If you have limited RAM, you can set environment variables `MEILI_MAX_INDEXING_MEMORY=800M` to limit the RAM use in
MeiliSearch.

For more information, please
see [Max indexing memory](https://www.meilisearch.com/docs/learn/configuration/instance_options#max-indexing-memory)

# Installation

**Note: Because chat history should be kept private, we do not offer any public bots.**

Please follow the steps below to install SearchGram on your own server.

This guide will show you how to install SearchGram with our default search engine, MeiliSearch.

**To learn how to use SearchGram in Docker with different search engine, please refer to the [Docker.md](Docker.md)**

## 1. Preparation

* Download or clone this repository
* Install Python from here: https://www.python.org/downloads/
* Install MeiliSearch from here: https://github.com/meilisearch/meilisearch
* Apply for APP_ID and APP_HASH from here: https://my.telegram.org/
* Obtain your bot token by contacting https://t.me/BotFather.
* Obtain your user ID by contacting https://t.me/blog_update_bot.

## 2. Modify environment file

Use your favorite editor to modify `config.py`, example:

```python
APP_ID = 176552
APP_HASH = "667276jkajhw"
TOKEN = "123456:8hjhad"
MEILI_HOST = "localhost"
OWNER_ID = "2311231"
```

If you have limited network access, such as in China, you will need to set up a proxy.

```python
PROXY = {"scheme": "socks5", "hostname": "localhost", "port": 1080}
```

## 3. Login to client

Open a terminal (such as cmd or iTerm), navigate to the directory where you have saved the code, and then:

```shell
python client.py
```

Enter your phone number and log in to the client. You can exit by pressing `Ctrl + C`.

## 4. (optional)Setup sync id

See [here](Docker.md#6-optionalsetup-sync-id)

## 5. Run!

Open two terminals and run the following commands in each terminal:

```shell
python client.py
python bot.py
```

## 6. (Optional) Migration

* add timestamp to all your data for better sorting `python add_timestamp.py`

# Sponsor

* [Buy me a coffee](https://www.buymeacoffee.com/bennythink)
* [Afdian](https://afdian.net/@BennyThink)
* [GitHub Sponsor](https://github.com/sponsors/BennyThink)

## Stripe

If you would like to donate to the project using Stripe, please click on the button below.

You can choose the currency and payment method that best suits you.
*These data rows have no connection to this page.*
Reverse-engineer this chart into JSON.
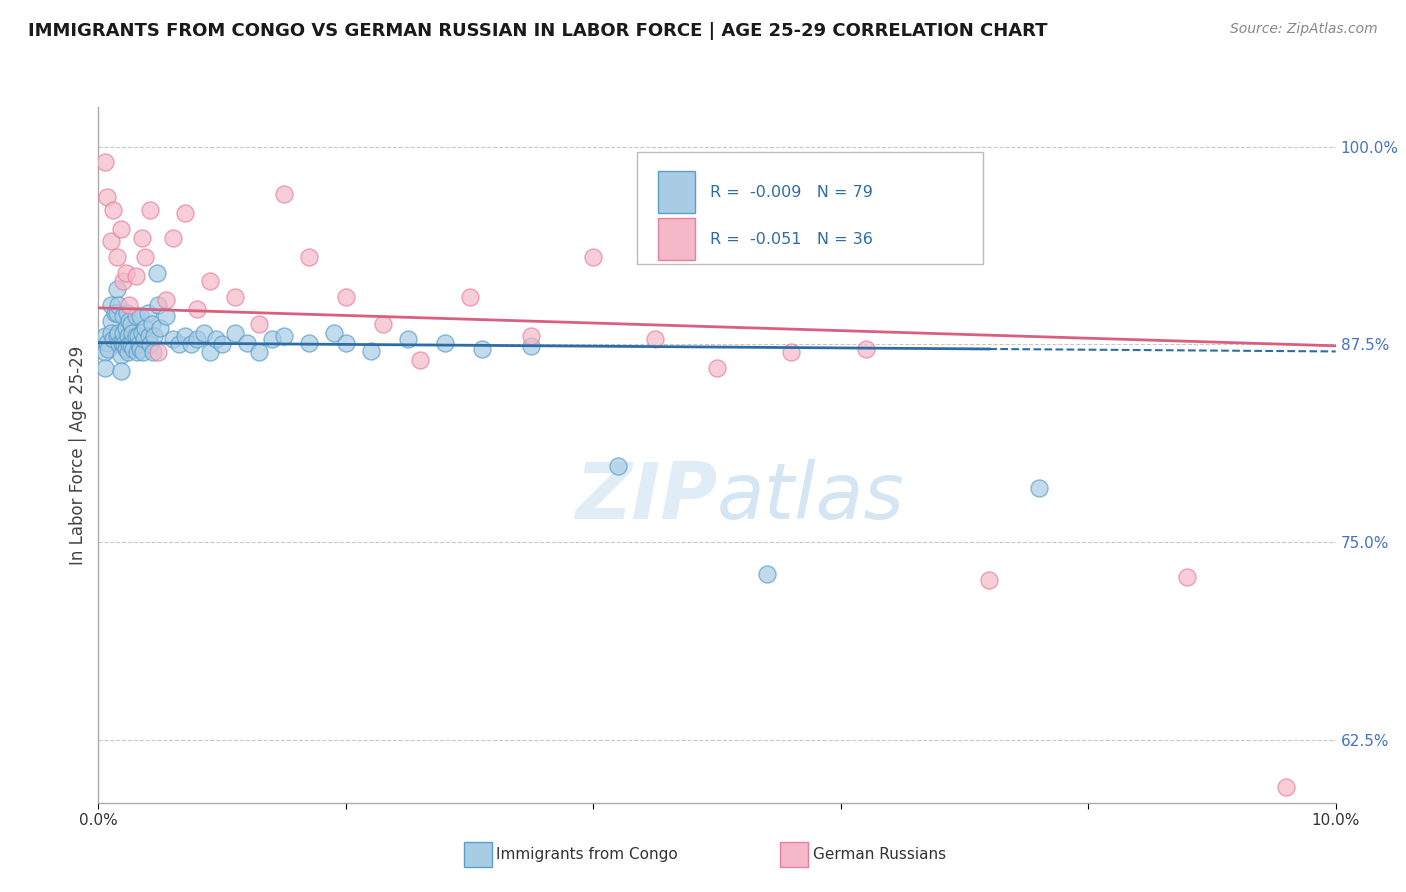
{
  "title": "IMMIGRANTS FROM CONGO VS GERMAN RUSSIAN IN LABOR FORCE | AGE 25-29 CORRELATION CHART",
  "source": "Source: ZipAtlas.com",
  "ylabel": "In Labor Force | Age 25-29",
  "xlim": [
    0.0,
    0.1
  ],
  "ylim": [
    0.585,
    1.025
  ],
  "yticks": [
    0.625,
    0.75,
    0.875,
    1.0
  ],
  "ytick_labels": [
    "62.5%",
    "75.0%",
    "87.5%",
    "100.0%"
  ],
  "xticks": [
    0.0,
    0.02,
    0.04,
    0.06,
    0.08,
    0.1
  ],
  "xtick_labels": [
    "0.0%",
    "",
    "",
    "",
    "",
    "10.0%"
  ],
  "congo_R": -0.009,
  "congo_N": 79,
  "german_R": -0.051,
  "german_N": 36,
  "congo_color": "#a8cce4",
  "german_color": "#f4b8c8",
  "congo_edge_color": "#5b9ec9",
  "german_edge_color": "#e87fa0",
  "congo_line_color": "#2e6da4",
  "german_line_color": "#d95f7f",
  "background_color": "#ffffff",
  "grid_color": "#c8c8c8",
  "legend_label_congo": "Immigrants from Congo",
  "legend_label_german": "German Russians",
  "congo_line_x0": 0.0,
  "congo_line_y0": 0.876,
  "congo_line_x1": 0.072,
  "congo_line_y1": 0.872,
  "congo_line_solid_end": 0.072,
  "german_line_x0": 0.0,
  "german_line_y0": 0.898,
  "german_line_x1": 0.1,
  "german_line_y1": 0.874,
  "congo_points_x": [
    0.0005,
    0.0005,
    0.0005,
    0.0007,
    0.0008,
    0.001,
    0.001,
    0.001,
    0.0012,
    0.0013,
    0.0015,
    0.0015,
    0.0015,
    0.0016,
    0.0016,
    0.0017,
    0.0018,
    0.0018,
    0.0019,
    0.002,
    0.002,
    0.0021,
    0.0022,
    0.0022,
    0.0023,
    0.0024,
    0.0024,
    0.0025,
    0.0025,
    0.0026,
    0.0026,
    0.0027,
    0.0028,
    0.003,
    0.003,
    0.0031,
    0.0032,
    0.0033,
    0.0034,
    0.0034,
    0.0035,
    0.0036,
    0.0037,
    0.0038,
    0.004,
    0.0041,
    0.0042,
    0.0043,
    0.0044,
    0.0045,
    0.0047,
    0.0048,
    0.005,
    0.0055,
    0.006,
    0.0065,
    0.007,
    0.0075,
    0.008,
    0.0085,
    0.009,
    0.0095,
    0.01,
    0.011,
    0.012,
    0.013,
    0.014,
    0.015,
    0.017,
    0.019,
    0.02,
    0.022,
    0.025,
    0.028,
    0.031,
    0.035,
    0.042,
    0.054,
    0.076
  ],
  "congo_points_y": [
    0.88,
    0.87,
    0.86,
    0.876,
    0.872,
    0.9,
    0.89,
    0.882,
    0.878,
    0.895,
    0.91,
    0.895,
    0.88,
    0.9,
    0.882,
    0.875,
    0.868,
    0.858,
    0.876,
    0.893,
    0.882,
    0.875,
    0.885,
    0.872,
    0.895,
    0.88,
    0.87,
    0.89,
    0.875,
    0.888,
    0.875,
    0.882,
    0.872,
    0.893,
    0.88,
    0.87,
    0.88,
    0.875,
    0.893,
    0.872,
    0.882,
    0.87,
    0.878,
    0.885,
    0.895,
    0.88,
    0.875,
    0.888,
    0.87,
    0.88,
    0.92,
    0.9,
    0.885,
    0.893,
    0.878,
    0.875,
    0.88,
    0.875,
    0.878,
    0.882,
    0.87,
    0.878,
    0.875,
    0.882,
    0.876,
    0.87,
    0.878,
    0.88,
    0.876,
    0.882,
    0.876,
    0.871,
    0.878,
    0.876,
    0.872,
    0.874,
    0.798,
    0.73,
    0.784
  ],
  "german_points_x": [
    0.0005,
    0.0007,
    0.001,
    0.0012,
    0.0015,
    0.0018,
    0.002,
    0.0022,
    0.0025,
    0.003,
    0.0035,
    0.0038,
    0.0042,
    0.0048,
    0.0055,
    0.006,
    0.007,
    0.008,
    0.009,
    0.011,
    0.013,
    0.015,
    0.017,
    0.02,
    0.023,
    0.026,
    0.03,
    0.035,
    0.04,
    0.045,
    0.05,
    0.056,
    0.062,
    0.072,
    0.088,
    0.096
  ],
  "german_points_y": [
    0.99,
    0.968,
    0.94,
    0.96,
    0.93,
    0.948,
    0.915,
    0.92,
    0.9,
    0.918,
    0.942,
    0.93,
    0.96,
    0.87,
    0.903,
    0.942,
    0.958,
    0.897,
    0.915,
    0.905,
    0.888,
    0.97,
    0.93,
    0.905,
    0.888,
    0.865,
    0.905,
    0.88,
    0.93,
    0.878,
    0.86,
    0.87,
    0.872,
    0.726,
    0.728,
    0.595
  ]
}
| USD(Card, Apple Pay and Google Pay) | SEK(Card, Apple Pay and Google Pay) | CNY(Card, Apple Pay, Google Pay and Alipay) |
|--------------------------------------------------|--------------------------------------------------|--------------------------------------------------|
| [USD](https://buy.stripe.com/cN203sdZB98RevC3cd) | [SEK](https://buy.stripe.com/bIYbMa9JletbevCaEE) | [CNY](https://buy.stripe.com/dR67vU4p13Ox73a6oq) |
| ![](assets/USD.png) | ![](assets/SEK.png) | ![](assets/CNY.png) |

# License

This project is licensed under the GNU GENERAL PUBLIC LICENSE Version 3.